Yojimbo é um filme de 1961 dirigido e editado por Akira Kurosawa.

O roteiro é mais um fruto da parceria de Kurosawa com Ryūzō Kikushima e Hideo Oguni, que já haviam trabalhado com o diretor em filmes como Sete Samurais (1954) e Fortaleza Escondida (1960).

O filme é estrelado por Toshiro Mifune, que interpreta o papel principal.

Na trama, um rōnin (um samurai sem mestre) chamado Sanjuro chega a uma pequena cidade chamada Machi, onde duas facções criminosas concorrentes disputam o controle.

Ao perceber as habilidades do forasteiro, as duas facções tentam contratá-lo como guarda-costas (yojimbo).

Aproveitando-se da situação, Sanjuro decide utilizar suas habilidades de negociação. Ele percebe rapidamente que pode manipular as duas facções e lucrar com isso, criando um jogo duplo para explorar a rivalidade entre elas e aumentar seu poder e lucro.

No entanto, Sanjuro começa a testemunhar a crueldade e a injustiça praticadas pelos membros das gangues, e isso o coloca em uma encruzilhada moral, onde precisa decidir entre sua sede de poder e sua consciência. Ao mesmo tempo, ele se envolve com uma jovem mulher chamada Nui e um comerciante honrado chamado Gonji, que buscam justiça e a restauração da paz em Machi.

Yojimbo é um filme que veio na esteira de Sete Samurais (1954) e Fortaleza Escondida (1960) – filmes que se tornaram marcantes na faceta mais conhecida de Akira Kurosawa como diretor de épicos samurais que carregam elementos de aventura, comédia e filosofia humanista.

A diferença de Yojimbo em relação a Sete Samurais e Fortaleza Escondida, no entanto, se manifesta de forma evidente logo nos primeiros minutos do filme.

A famosa cena em que um cachorro leva a mão decepada de um desafortunado logo na entrada da cidade onde se passa a história do filme apresenta um aspecto de Kurosawa pouco explorado em filmes anteriores: o humor negro.

Esse humor negro assume uma tonalidade mais mórbida do que tudo o que o diretor havia feito antes.

O herói e o cenário também apresentam diferenças significativas em relação aos outros épicos de samurai de Akira Kurosawa.

Em relação ao cenário, ao invés das cenas expansivas e panorâmicas de Sete Samurais e Fortaleza Escondida, temos um ambiente claustrofóbico e fechado.

Quanto ao herói, Sanjuro é o menos heroico dos heróis e sua condição de ronin se encaixa perfeitamente em sua persona.

Como ronin, ele não deve lealdade a um mestre (algo essencial no Bushidô) e, portanto, pode trocar de lado livremente quando achar conveniente.

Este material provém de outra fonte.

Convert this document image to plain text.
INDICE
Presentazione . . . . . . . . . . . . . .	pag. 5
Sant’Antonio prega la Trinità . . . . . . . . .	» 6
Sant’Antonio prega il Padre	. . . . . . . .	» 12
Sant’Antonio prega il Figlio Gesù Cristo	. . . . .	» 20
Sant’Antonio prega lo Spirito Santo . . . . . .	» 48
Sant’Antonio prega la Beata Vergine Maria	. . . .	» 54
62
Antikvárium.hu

Isso reflete uma época em que prevalece uma crise de valores generalizada no Japão. No entanto, sua amoralidade, embora imperfeita, ainda é muito mais honrada do que a dos seus mestres criminosos, e por causa disso, sua liberdade de ação não conhece limites.

No início do filme, Sanjuro é apresentado como um mercenário itinerante que vai para onde o destino o leva e negocia seu serviço pelo melhor pagamento.

No entanto, mesmo assim, ele possui uma ética – algo que não é encontrado na maioria dos personagens do filme. Ele luta por dinheiro, mas nunca aceita receber mais do que lhe é devido.

Sanjuro é um sujeito ganancioso (embora não seja exageradamente ganancioso), intransigente e cínico. No entanto, ele é “honesto dentro de sua amoralidade” e consegue se mostrar valente e empático em situações de extrema injustiça, como mencionado anteriormente.

Ele está muito acima de seus contratantes, onde suas falhas grotescas de caráter são refletidas até mesmo em anormalidades físicas.

O filme recebeu críticas extremamente positivas e, ao longo dos anos, tornou-se amplamente considerado como um dos melhores e mais influentes filmes já feitos por Kurosawa.

Sua influência se espalhou globalmente e até mesmo levou a uma versão não oficial “Western Spaghetti” dirigida por Sergio Leone em “Por Um Punhado de Dólares” (1965), o que resultou em um processo legal por parte dos Estúdios Toho contra o diretor italiano.

Falando sobre influências, Kurosawa afirmou que uma das principais fontes para o enredo foi o clássico filme noir de 1942, “The Glass Key”, uma adaptação do romance de 1931 de Dashiell Hammett, assim como o livro “Red Harvest” (também de Dashiell Hammett).

É interessante notar como Yojimbo representa um circuito cultural que vai do Ocidente para o Oriente e do Oriente para o Ocidente.

Na concepção de Yojimbo, Kurosawa buscou referências no cinema noir e na literatura policial inglesa, transportando-as para o solo japonês em um filme de época e transformando esse intercâmbio em um produto cultural de referência para o cinema western italiano.